Advertisement
Advertisement

Shrewd

The humble Indian voter, the proverbial 'common man', has done it again.

Disproving the number-crunching pundits of polls, who predicted yet another hung parliament, earlier this month he gave a clear mandate to the National Democratic Alliance, a disparate but stable coalition of more than 20 parties led by the Hindu nationalist Bharatiya Janata Party under the veteran leadership of the popular poet-politician, Atal Behari Vajpayee. But, the shrewd voter has given the winners just enough of a lead to survive only on a broad-based progressive agenda of economic reforms and development. Any attempt to indulge in retrograde policies based on religion or caste, could see the majority eroded.
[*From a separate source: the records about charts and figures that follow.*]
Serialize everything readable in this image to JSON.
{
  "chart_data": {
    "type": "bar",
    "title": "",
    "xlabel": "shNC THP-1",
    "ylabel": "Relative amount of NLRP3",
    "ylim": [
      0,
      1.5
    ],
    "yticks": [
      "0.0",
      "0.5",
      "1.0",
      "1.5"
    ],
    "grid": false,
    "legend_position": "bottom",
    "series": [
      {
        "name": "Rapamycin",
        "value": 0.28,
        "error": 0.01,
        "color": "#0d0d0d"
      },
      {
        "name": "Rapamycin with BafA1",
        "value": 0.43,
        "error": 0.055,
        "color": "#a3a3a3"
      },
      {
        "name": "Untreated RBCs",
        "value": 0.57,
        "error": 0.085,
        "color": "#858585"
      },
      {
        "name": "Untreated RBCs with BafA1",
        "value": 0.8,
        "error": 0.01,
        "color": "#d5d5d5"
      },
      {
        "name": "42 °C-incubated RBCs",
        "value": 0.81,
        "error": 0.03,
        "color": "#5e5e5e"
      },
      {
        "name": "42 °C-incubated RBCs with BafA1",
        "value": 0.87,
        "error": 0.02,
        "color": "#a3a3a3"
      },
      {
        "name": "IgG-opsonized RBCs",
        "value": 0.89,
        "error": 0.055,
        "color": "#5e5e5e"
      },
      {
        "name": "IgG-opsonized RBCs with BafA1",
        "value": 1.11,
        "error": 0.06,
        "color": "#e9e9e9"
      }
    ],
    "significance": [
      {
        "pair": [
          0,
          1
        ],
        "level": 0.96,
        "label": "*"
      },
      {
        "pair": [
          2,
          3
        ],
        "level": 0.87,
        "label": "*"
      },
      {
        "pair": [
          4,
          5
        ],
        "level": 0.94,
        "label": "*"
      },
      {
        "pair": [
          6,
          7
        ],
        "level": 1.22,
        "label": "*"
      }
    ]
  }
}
To the loser, the monolithic Congress Party which had ruled India for most of the period since independence, the voter's message is equally clear - dynastic politics and pretty faces ceased to win elections in India long ago.
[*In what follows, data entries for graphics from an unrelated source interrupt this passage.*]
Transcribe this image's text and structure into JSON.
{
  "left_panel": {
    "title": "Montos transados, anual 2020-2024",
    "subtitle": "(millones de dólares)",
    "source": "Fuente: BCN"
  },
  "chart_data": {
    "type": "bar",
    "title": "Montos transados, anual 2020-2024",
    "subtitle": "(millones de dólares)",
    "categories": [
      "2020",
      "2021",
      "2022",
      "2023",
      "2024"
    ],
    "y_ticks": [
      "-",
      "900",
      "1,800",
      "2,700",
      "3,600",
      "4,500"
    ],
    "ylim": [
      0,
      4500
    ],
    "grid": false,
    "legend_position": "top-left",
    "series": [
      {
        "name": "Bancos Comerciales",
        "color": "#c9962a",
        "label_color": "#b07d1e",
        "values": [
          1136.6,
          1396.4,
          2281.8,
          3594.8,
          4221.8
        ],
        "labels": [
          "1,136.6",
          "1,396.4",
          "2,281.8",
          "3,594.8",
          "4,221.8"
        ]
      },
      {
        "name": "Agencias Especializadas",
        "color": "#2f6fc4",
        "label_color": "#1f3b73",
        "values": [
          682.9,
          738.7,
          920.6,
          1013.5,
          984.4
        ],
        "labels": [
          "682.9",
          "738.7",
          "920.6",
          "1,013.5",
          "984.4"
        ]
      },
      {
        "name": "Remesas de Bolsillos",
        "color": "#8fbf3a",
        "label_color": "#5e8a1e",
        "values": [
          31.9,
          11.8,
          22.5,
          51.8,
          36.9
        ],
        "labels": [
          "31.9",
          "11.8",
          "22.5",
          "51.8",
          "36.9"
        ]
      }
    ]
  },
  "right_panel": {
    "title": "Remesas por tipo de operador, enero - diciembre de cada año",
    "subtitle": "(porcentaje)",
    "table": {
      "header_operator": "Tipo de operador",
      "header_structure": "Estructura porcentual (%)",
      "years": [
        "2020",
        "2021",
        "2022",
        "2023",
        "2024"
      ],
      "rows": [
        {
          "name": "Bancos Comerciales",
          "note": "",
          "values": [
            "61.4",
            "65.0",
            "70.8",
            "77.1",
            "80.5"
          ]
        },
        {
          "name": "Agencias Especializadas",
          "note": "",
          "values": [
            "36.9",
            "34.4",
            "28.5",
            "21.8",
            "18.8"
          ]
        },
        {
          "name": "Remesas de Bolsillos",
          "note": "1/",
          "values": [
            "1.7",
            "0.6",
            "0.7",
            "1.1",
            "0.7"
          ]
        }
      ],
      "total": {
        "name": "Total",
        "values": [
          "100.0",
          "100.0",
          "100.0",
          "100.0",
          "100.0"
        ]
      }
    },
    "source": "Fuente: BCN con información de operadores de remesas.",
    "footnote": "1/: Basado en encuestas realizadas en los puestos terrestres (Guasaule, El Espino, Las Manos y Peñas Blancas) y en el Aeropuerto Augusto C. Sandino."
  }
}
The poor, simple, plain, ordinary common man has been the backbone of Indian democracy. His life may still be 'nasty, brutish and short' (as Thomas Hobbes once described mankind's fate), but despite his personal poverty and privations, he has remained steadfast in his duties and responsibilities as a citizen.
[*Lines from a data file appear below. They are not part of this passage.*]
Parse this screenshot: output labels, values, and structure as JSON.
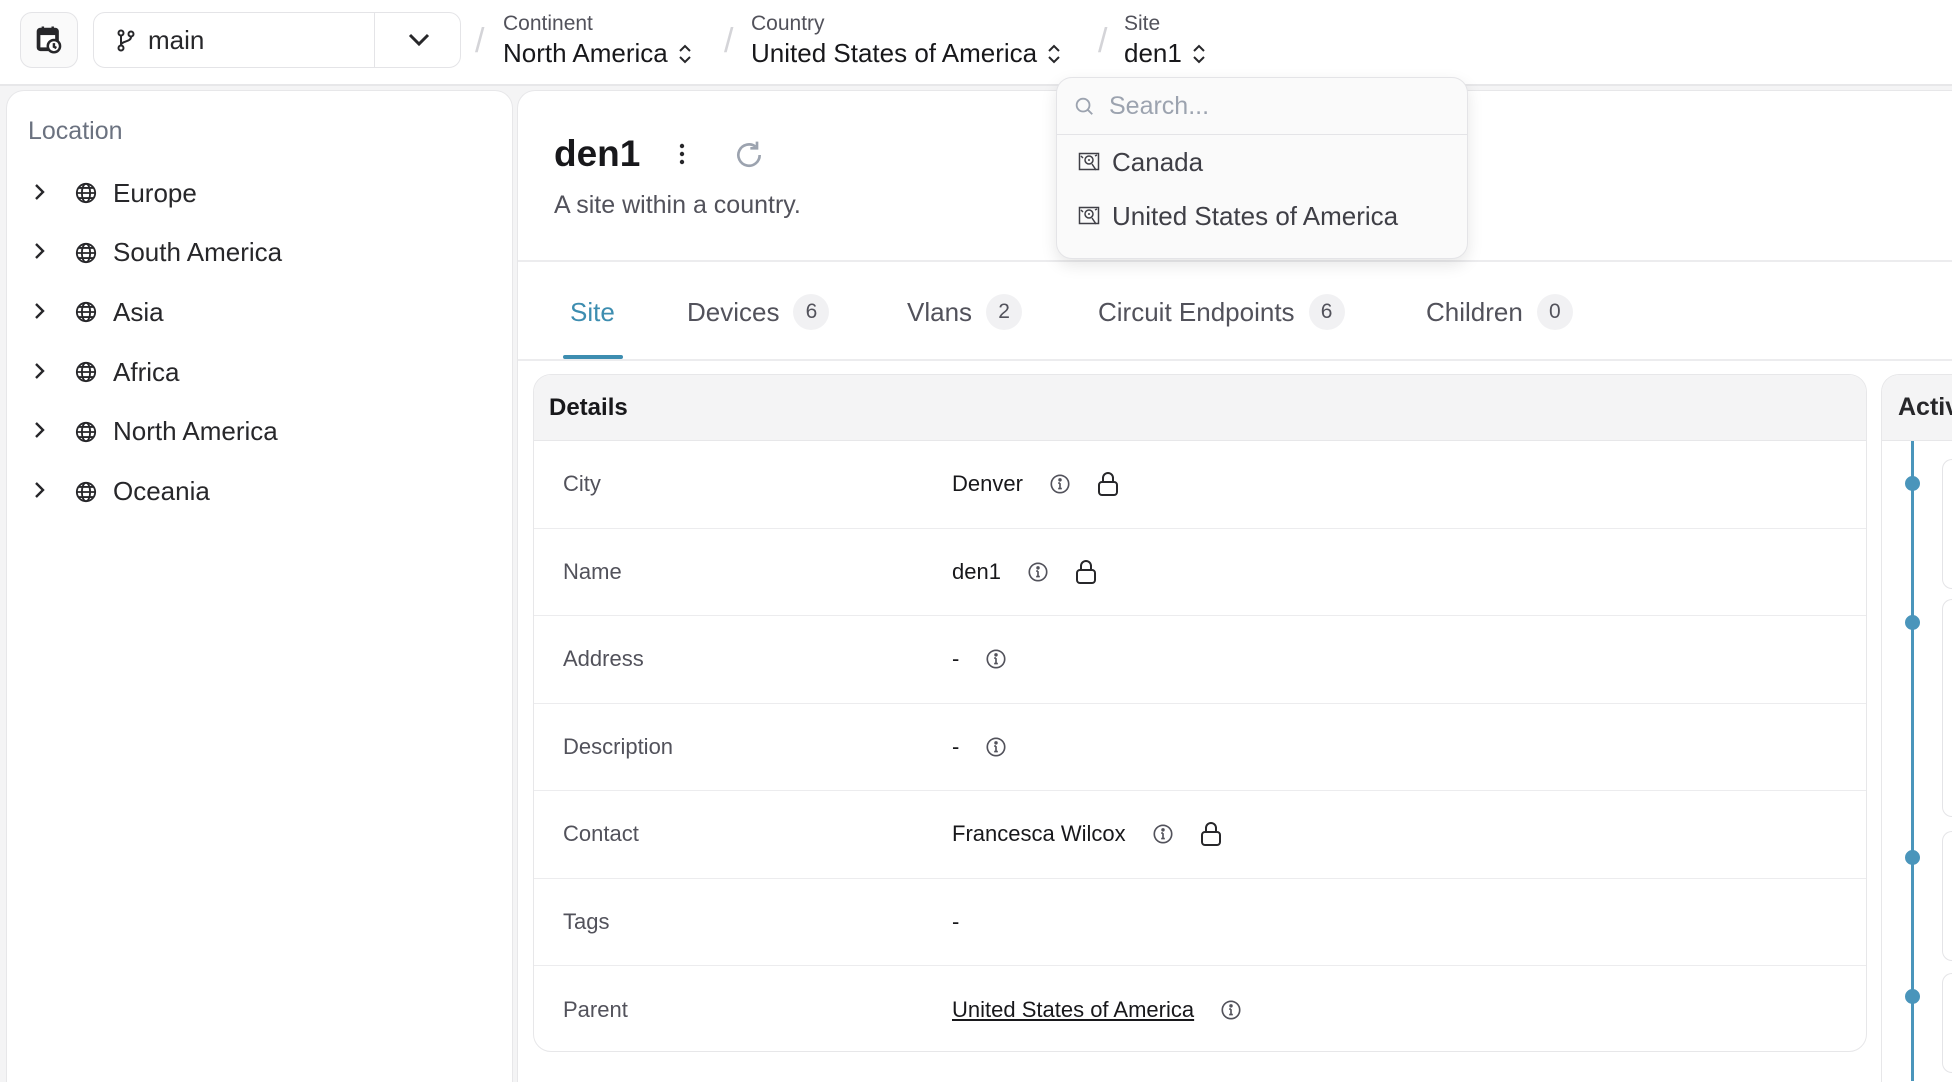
{
  "topbar": {
    "branch": "main",
    "breadcrumbs": [
      {
        "label": "Continent",
        "value": "North America"
      },
      {
        "label": "Country",
        "value": "United States of America"
      },
      {
        "label": "Site",
        "value": "den1"
      }
    ]
  },
  "sidebar": {
    "title": "Location",
    "items": [
      {
        "label": "Europe"
      },
      {
        "label": "South America"
      },
      {
        "label": "Asia"
      },
      {
        "label": "Africa"
      },
      {
        "label": "North America"
      },
      {
        "label": "Oceania"
      }
    ]
  },
  "main": {
    "title": "den1",
    "subtitle": "A site within a country.",
    "tabs": [
      {
        "label": "Site",
        "active": true
      },
      {
        "label": "Devices",
        "count": "6"
      },
      {
        "label": "Vlans",
        "count": "2"
      },
      {
        "label": "Circuit Endpoints",
        "count": "6"
      },
      {
        "label": "Children",
        "count": "0"
      }
    ]
  },
  "details": {
    "title": "Details",
    "rows": [
      {
        "label": "City",
        "value": "Denver"
      },
      {
        "label": "Name",
        "value": "den1"
      },
      {
        "label": "Address",
        "value": "-"
      },
      {
        "label": "Description",
        "value": "-"
      },
      {
        "label": "Contact",
        "value": "Francesca Wilcox"
      },
      {
        "label": "Tags",
        "value": "-"
      },
      {
        "label": "Parent",
        "value": "United States of America"
      }
    ]
  },
  "activity": {
    "title": "Activity"
  },
  "dropdown": {
    "placeholder": "Search...",
    "options": [
      {
        "label": "Canada"
      },
      {
        "label": "United States of America"
      }
    ]
  },
  "colors": {
    "accent": "#3d8db0",
    "timeline": "#4a95bb"
  }
}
If the collapse of colonialism and march of democracy are the greatest achievements of the 20th century, the Indian common man should be supremely eligible to be declared the international man of the century. Some 50 years ago, he turned the thoughts of one man into a unique non-violent movement to end centuries of colonialism in India which later helped several other nations in the world free themselves of the colonial yoke.

When the world's biggest democracy turned authoritarian almost overnight during the mid-1970s, he voted out the culprit, the Congress Party which had been in power for three long decades.

He showed no mercy either to the next government when it failed to maintain unity or to govern properly.

In the 1990s he has steered the country, much to the disbelief of political pundits, to a new era of coalition politics, which is an unmistakable sign of a mature democracy. Hats off to the mighty little Indian common man.